The key aim of this research was to formulate new transistors from monolayer 2D semiconductors that haven’t been used extensively in prior monolayer transistor designs. This poses several obstacles as some of these materials are tough to scale down uniformly without undermining their intrinsic properties.

To overcome this, the team designed a van der Waals (vdW) peeling technique that produces monolayer 2D transistors with 3D raised contacts. This procedure involves sticking flat metals onto multilayer 2D channels. Consequently, peeling off the metal removes the semiconductor layer on top.
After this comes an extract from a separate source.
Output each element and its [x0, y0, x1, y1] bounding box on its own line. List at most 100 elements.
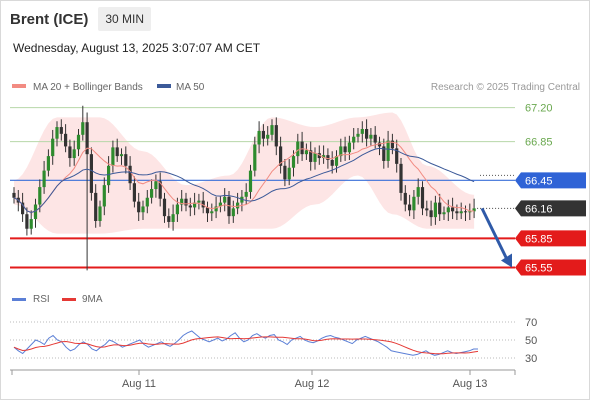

The team utilized their proposed peeling method to construct homo-junctions and homo-superlattices from diverse 2D semiconductors such as BP, GeAs, InSe (indium selenide), and GaSe (gallium selenide).

They observed that the technique thinned down the channel part of their transistors while retaining the required thickness in the contact region.

'Upon using the technique, we assessed the electrical properties of the same 2D transistor with varying channel thicknesses. We discovered a significant drop in the carrier mobility of black phosphorus when reducing body thickness. This behaved more like a regular bulk semiconductor rather than a pure van der Waals semiconductor', Li, Tao, and their team noted.

In their most recent work, the researchers demonstrated the effectiveness of their technique in developing promising monolayer transistors with 3D-raised contacts based on BP and GeAs. The layer-by-layer peeling method proposed by the researchers could unlock new possibilities for the fabrication of thinner and scalable transistors using unusual 2D semiconductors, typically deemed poorly performing for these applications.

'The work has potential implications for other unstable monolayer materials beyond 2D semiconductors such as organic monolayers and perovskite monolayers, which have previously been considered to be non-conductive or to have poor intrinsic properties, but which are actually limited by the poor contact between the metal and monolayers,' Li, Tao and their colleagues added.